Good news for public servants: the government has set aside enough money to hire an extra 7325 full-time staff over the next three years.
The bad news? It will require a pay freeze.
This week, the Abbott government warned that a union request for a 4 per cent a year wage rise could lead to more than 23,000 public sector job losses.
The Community and Public Sector Union dismissed the claim as ludicrous; national secretary Nadine Flood said it was "obvious the figures have been cooked up to provide cover for a government intent on making more wide-scale cuts to jobs and services".
And the truth? It's impossible to assess the government's modelling without seeing it in full, but there are a few obvious flaws.
First, the prediction of 23,460 job losses is based on the assumption they are all junior (i.e. cheaper) staff. We already know that most public servants leaving the bureaucracy are in fact mid-level executives.
Second, when we apply the Finance Department's forecasting methodology - used in the data interactive above - we come up with a rather different picture.
The latest budget data, released in December, shows the government intends to cut its wages bill by $197 million in 2014-15, then increase it the following year by a relatively tiny amount, before finally allowing a "normal" increase (closer to inflation) in 2016-17.
Explained another way, this means the government already plans to shed almost 15,000 full-time-equivalent jobs over the three years from July 1, 2014, when most public servants are scheduled to begin their next wage agreement.
That estimated loss (14,942 jobs) is based on an average pay rise of 3 per cent a year, in line with current government policy.
Assuming the wages kitty is neither raided nor topped up, a 4 per cent a year raise would "cost" an extra 6861 average full-time jobs, on top of the 14,942.
Conversely, a 2.5 per cent a year raise - in sync with inflation forecasts - would "save" 3531 jobs.
The sticking points in wage negotiations regularly end up being non-pecuniary conditions.
Nonetheless, this is a whole-of-government scenario - including military personnel, public servants and staff in other agencies - subject to dozens of variables: it's impossible to predict accurately what will happen.
For example, the government may manage to limit annual pay rises to 3 per cent.

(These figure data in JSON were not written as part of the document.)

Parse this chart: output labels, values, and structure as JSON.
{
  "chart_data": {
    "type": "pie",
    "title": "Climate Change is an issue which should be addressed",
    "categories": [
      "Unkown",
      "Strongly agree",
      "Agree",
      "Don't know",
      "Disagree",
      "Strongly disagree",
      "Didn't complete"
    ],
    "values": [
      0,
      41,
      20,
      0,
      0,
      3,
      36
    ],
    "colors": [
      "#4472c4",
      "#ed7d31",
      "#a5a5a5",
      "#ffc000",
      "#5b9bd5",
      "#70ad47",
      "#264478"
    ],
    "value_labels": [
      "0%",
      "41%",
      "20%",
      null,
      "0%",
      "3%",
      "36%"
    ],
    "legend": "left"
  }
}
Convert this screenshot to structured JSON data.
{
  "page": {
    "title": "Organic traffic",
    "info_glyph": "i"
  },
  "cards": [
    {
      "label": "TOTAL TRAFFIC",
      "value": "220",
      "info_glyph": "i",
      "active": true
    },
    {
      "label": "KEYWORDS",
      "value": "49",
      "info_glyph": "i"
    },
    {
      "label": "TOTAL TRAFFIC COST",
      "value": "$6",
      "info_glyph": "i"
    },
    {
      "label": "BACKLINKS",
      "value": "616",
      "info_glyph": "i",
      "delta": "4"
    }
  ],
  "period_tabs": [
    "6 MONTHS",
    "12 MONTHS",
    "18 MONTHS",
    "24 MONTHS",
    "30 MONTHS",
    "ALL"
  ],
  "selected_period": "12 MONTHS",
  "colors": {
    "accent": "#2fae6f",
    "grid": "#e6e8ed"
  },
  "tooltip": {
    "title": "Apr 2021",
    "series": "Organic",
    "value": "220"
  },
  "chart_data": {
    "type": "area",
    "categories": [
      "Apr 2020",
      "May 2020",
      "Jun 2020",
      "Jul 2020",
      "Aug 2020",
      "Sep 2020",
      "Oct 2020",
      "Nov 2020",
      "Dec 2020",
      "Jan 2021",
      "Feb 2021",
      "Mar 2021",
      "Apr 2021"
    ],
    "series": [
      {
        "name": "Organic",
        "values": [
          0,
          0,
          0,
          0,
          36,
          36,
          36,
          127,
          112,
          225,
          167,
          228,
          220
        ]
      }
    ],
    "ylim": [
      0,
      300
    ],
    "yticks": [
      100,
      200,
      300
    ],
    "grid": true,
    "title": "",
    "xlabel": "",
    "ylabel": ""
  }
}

But the current hiring freeze may mean staff stay in their jobs longer and be more likely to go up a notch within their pay grade - on top of whatever wage increase is negotiated.
Alternatively, the government's push to rid itself of middle managers may relieve pressure on wage spending, allowing the bureaucracy to cut fewer jobs than initially forecast.
Yet, ultimately, we miss some crucial points if we focus too much on the numbers.
The massive, bureaucracy-wide enterprising bargaining round that will soon kick off is about more than just salaries. Indeed, the sticking points in negotiations regularly end up being non-pecuniary conditions.
It's also a tad presumptuous of Employment Minister Eriz Abetz to assume that a pay rise of X dollars equals a loss of Y jobs.
Has he given up on using the upcoming negotiations to boost productivity? Does Abetz really believe there are no better, cheaper ways for government staff to work? No ways of saving public money other than by sacking public servants?
If so, he may be mostly right. After all, the former Labor government has already scraped the obvious inefficiencies out of the bureaucracy and locked those savings into future budgets - so neither Abetz nor public servants can claim those cuts as extra productivity gains during these negotiations.
But surely, with a little invention, analysis and genuine discussion over the coming months, the government and its staff can find some cleverer ways to work, and perhaps save a few jobs in the process.